The U.S. central bank has a bipartisan mandate from Congress to act independently to address both inflation and unemployment, which it does by raising, holding or lowering key interest rates. “They’re going to have to decide how much (inflation) will come versus how much will never come, and that’s the big question right now,” former Fed official Joseph Gagnon told AFP. The argument was that “the strength and inflation are only temporary… but the weakness in unemployment may be longer lasting,” he said.

“In my view, that argument will continue to prevail this month because the data continues to point in that direction,” added Gagnon, a senior fellow at the Peterson Institute for International Economics (PIIE).

– ‘Blunt tools’ –

The only significant data point published since the shutdown began on October 1 was US consumer inflation data, which stood at 3.0 percent in the 12 months through September, according to delayed Labor Department data published on Friday.

But the figure fell slightly short of expectations, cheering financial markets, which closed at new records after the news.

The Fed uses a different benchmark to measure inflation, but that guidance also remains well above the target, according to data published before the shutdown.

At the other end of the mandate, employment has slowed sharply in recent months, with only 22,000 new jobs added in August, while the unemployment rate is near an all-time low of 4.3 percent.

“The goal is to get it exactly right, and that’s difficult with such a blunt instrument,” KPMG chief economist Diane Swonk told AFP, referring to the Fed’s key interest rate.

Swonk expects the Fed to make two more cuts this year and announce an end to its balance sheet reduction program next week – known as quantitative tightening – in light of rising liquidity risks.

– Fueled by political pressure –

The Fed has been rocked this year by brutal attacks on staff controlled from the White House, with Trump often using his Truth Social network to criticize Fed Chairman Jerome Powell, who steps down next year.

The Trump administration has also gone after Fed Governor Lisa Cook, attempting to remove her from office on mortgage fraud charges.

Cook fought back against the legal challenge to remove her, with the case going all the way to the US Supreme Court, which has said it will hear arguments against her in January next year.

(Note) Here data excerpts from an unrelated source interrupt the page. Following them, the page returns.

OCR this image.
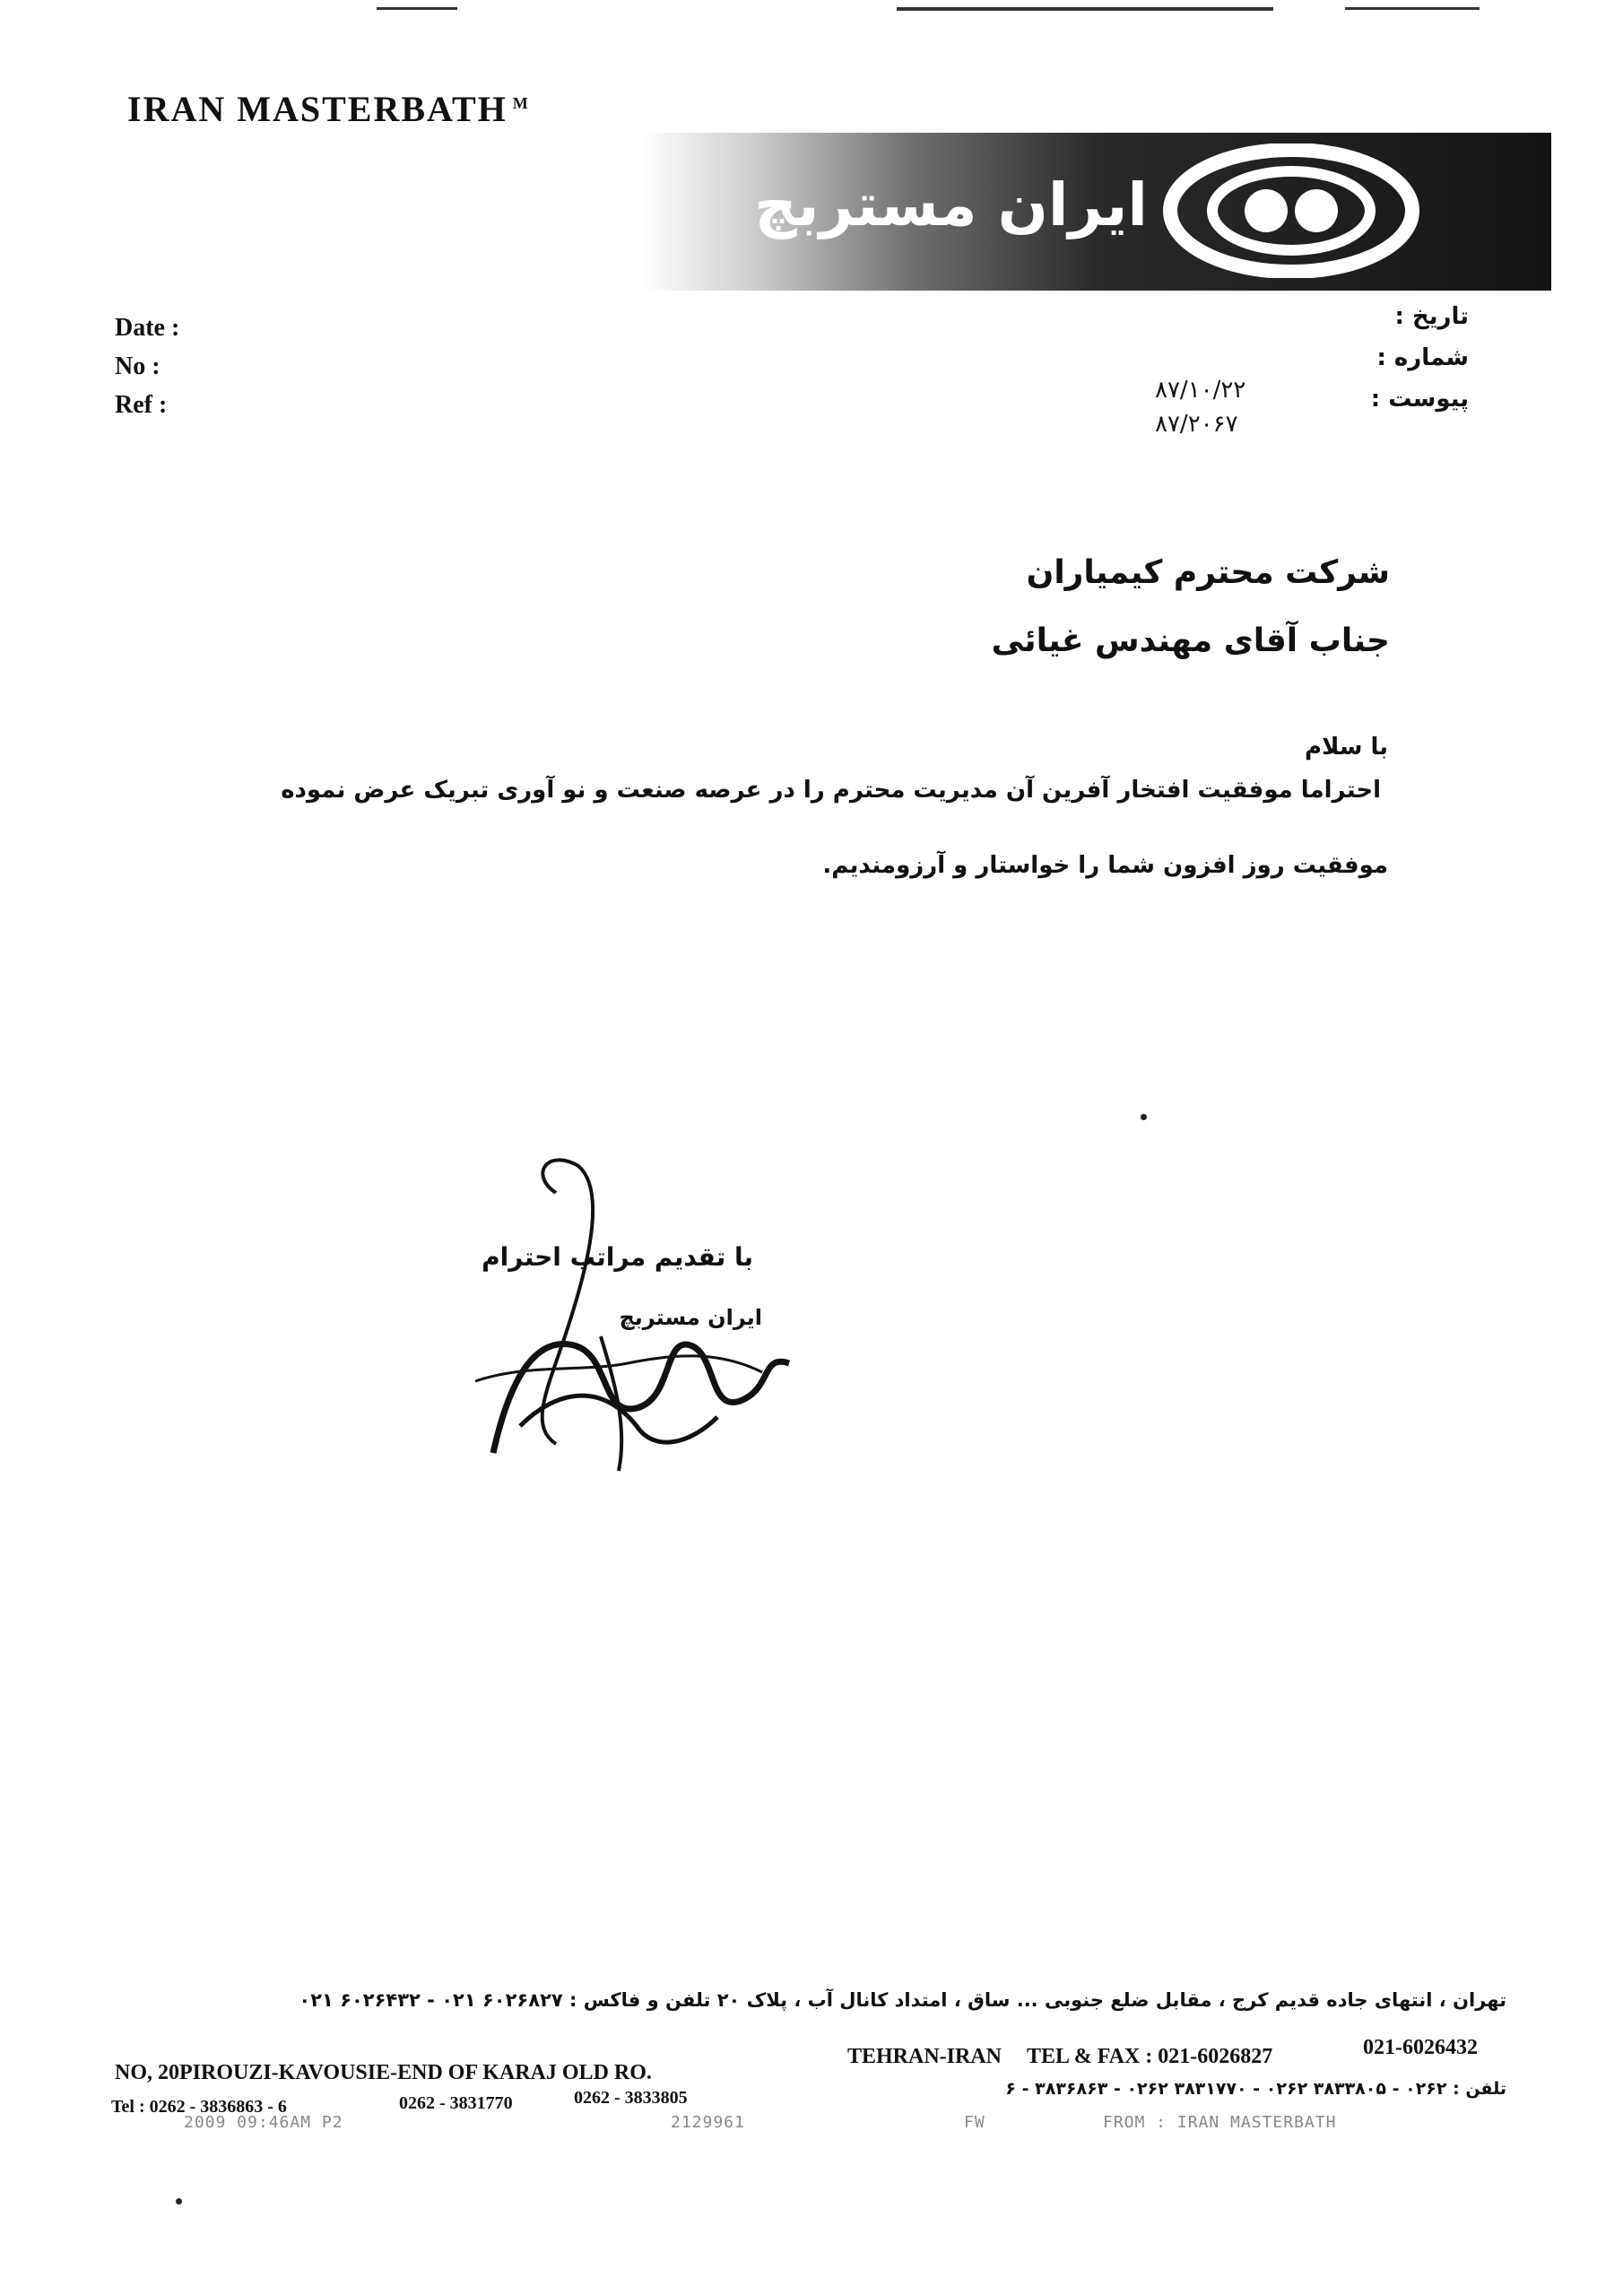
IRAN MASTERBATH $^M$
ایران مستربچ
Date :
No :
Ref :
تاریخ :
شماره :
پیوست :
۸۷/۱۰/۲۲
۸۷/۲۰۶۷
شرکت محترم کیمیاران
جناب آقای مهندس غیائی
با سلام
احتراما موفقیت افتخار آفرین آن مدیریت محترم را در عرصه صنعت و نو آوری تبریک عرض نموده
موفقیت روز افزون شما را خواستار و آرزومندیم.
با تقدیم مراتب احترام
ایران مستربچ
تهران ، انتهای جاده قدیم کرج ، مقابل ضلع جنوبی ... ساق ، امتداد کانال آب ، پلاک ۲۰ تلفن و فاکس : ۶۰۲۶۸۲۷ ۰۲۱ - ۶۰۲۶۴۳۲ ۰۲۱
NO, 20PIROUZI-KAVOUSIE-END OF KARAJ OLD RO.
TEHRAN-IRAN TEL & FAX : 021-6026827	021-6026432
Tel : 0262 - 3836863 - 6	0262 - 3831770	0262 - 3833805	تلفن : ۰۲۶۲ - ۳۸۳۳۸۰۵ ۰۲۶۲ - ۳۸۳۱۷۷۰ ۰۲۶۲ - ۳۸۳۶۸۶۳ - ۶
2009 09:46AM P2	2129961	FW	FROM : IRAN MASTERBATH
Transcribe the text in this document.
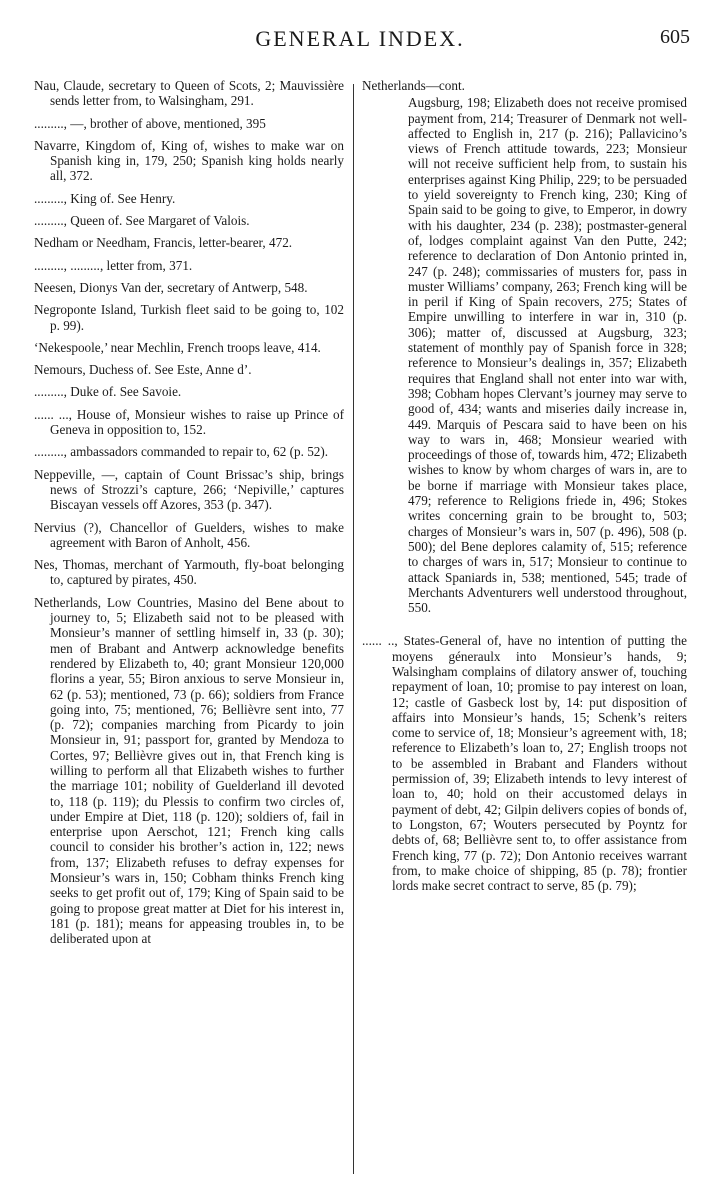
GENERAL INDEX.	605

Nau, Claude, secretary to Queen of Scots, 2; Mauvissière sends letter from, to Walsingham, 291.

........., —, brother of above, mentioned, 395

Navarre, Kingdom of, King of, wishes to make war on Spanish king in, 179, 250; Spanish king holds nearly all, 372.

........., King of. See Henry.

........., Queen of. See Margaret of Valois.

Nedham or Needham, Francis, letter-bearer, 472.

........., ........., letter from, 371.

Neesen, Dionys Van der, secretary of Antwerp, 548.

Negroponte Island, Turkish fleet said to be going to, 102 p. 99).

‘Nekespoole,’ near Mechlin, French troops leave, 414.

Nemours, Duchess of. See Este, Anne d’.

........., Duke of. See Savoie.

...... ..., House of, Monsieur wishes to raise up Prince of Geneva in opposition to, 152.

........., ambassadors commanded to repair to, 62 (p. 52).

Neppeville, —, captain of Count Brissac’s ship, brings news of Strozzi’s capture, 266; ‘Nepiville,’ captures Biscayan vessels off Azores, 353 (p. 347).

Nervius (?), Chancellor of Guelders, wishes to make agreement with Baron of Anholt, 456.

Nes, Thomas, merchant of Yarmouth, fly-boat belonging to, captured by pirates, 450.

Netherlands, Low Countries, Masino del Bene about to journey to, 5; Elizabeth said not to be pleased with Monsieur’s manner of settling himself in, 33 (p. 30); men of Brabant and Antwerp acknowledge benefits rendered by Elizabeth to, 40; grant Monsieur 120,000 florins a year, 55; Biron anxious to serve Monsieur in, 62 (p. 53); mentioned, 73 (p. 66); soldiers from France going into, 75; mentioned, 76; Bellièvre sent into, 77 (p. 72); companies marching from Picardy to join Monsieur in, 91; passport for, granted by Mendoza to Cortes, 97; Bellièvre gives out in, that French king is willing to perform all that Elizabeth wishes to further the marriage 101; nobility of Guelderland ill devoted to, 118 (p. 119); du Plessis to confirm two circles of, under Empire at Diet, 118 (p. 120); soldiers of, fail in enterprise upon Aerschot, 121; French king calls council to consider his brother’s action in, 122; news from, 137; Elizabeth refuses to defray expenses for Monsieur’s wars in, 150; Cobham thinks French king seeks to get profit out of, 179; King of Spain said to be going to propose great matter at Diet for his interest in, 181 (p. 181); means for appeasing troubles in, to be deliberated upon at

Netherlands—cont.

Augsburg, 198; Elizabeth does not receive promised payment from, 214; Treasurer of Denmark not well-affected to English in, 217 (p. 216); Pallavicino’s views of French attitude towards, 223; Monsieur will not receive sufficient help from, to sustain his enterprises against King Philip, 229; to be persuaded to yield sovereignty to French king, 230; King of Spain said to be going to give, to Emperor, in dowry with his daughter, 234 (p. 238); postmaster-general of, lodges complaint against Van den Putte, 242; reference to declaration of Don Antonio printed in, 247 (p. 248); commissaries of musters for, pass in muster Williams’ company, 263; French king will be in peril if King of Spain recovers, 275; States of Empire unwilling to interfere in war in, 310 (p. 306); matter of, discussed at Augsburg, 323; statement of monthly pay of Spanish force in 328; reference to Monsieur’s dealings in, 357; Elizabeth requires that England shall not enter into war with, 398; Cobham hopes Clervant’s journey may serve to good of, 434; wants and miseries daily increase in, 449. Marquis of Pescara said to have been on his way to wars in, 468; Monsieur wearied with proceedings of those of, towards him, 472; Elizabeth wishes to know by whom charges of wars in, are to be borne if marriage with Monsieur takes place, 479; reference to Religions friede in, 496; Stokes writes concerning grain to be brought to, 503; charges of Monsieur’s wars in, 507 (p. 496), 508 (p. 500); del Bene deplores calamity of, 515; reference to charges of wars in, 517; Monsieur to continue to attack Spaniards in, 538; mentioned, 545; trade of Merchants Adventurers well understood throughout, 550.

...... .., States-General of, have no intention of putting the moyens géneraulx into Monsieur’s hands, 9; Walsingham complains of dilatory answer of, touching repayment of loan, 10; promise to pay interest on loan, 12; castle of Gasbeck lost by, 14: put disposition of affairs into Monsieur’s hands, 15; Schenk’s reiters come to service of, 18; Monsieur’s agreement with, 18; reference to Elizabeth’s loan to, 27; English troops not to be assembled in Brabant and Flanders without permission of, 39; Elizabeth intends to levy interest of loan to, 40; hold on their accustomed delays in payment of debt, 42; Gilpin delivers copies of bonds of, to Longston, 67; Wouters persecuted by Poyntz for debts of, 68; Bellièvre sent to, to offer assistance from French king, 77 (p. 72); Don Antonio receives warrant from, to make choice of shipping, 85 (p. 78); frontier lords make secret contract to serve, 85 (p. 79);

The timing of that decision means the Supreme Court is unlikely to rule before the end of February on whether Cook can remain in her post, the deadline by which the US central bank board must decide whether to reappoint regional Fed governors – a process that happens only once every five years.

“It appears that the chances of him being able to perform this maneuver have been significantly reduced,” PIIE’s Gagnon said.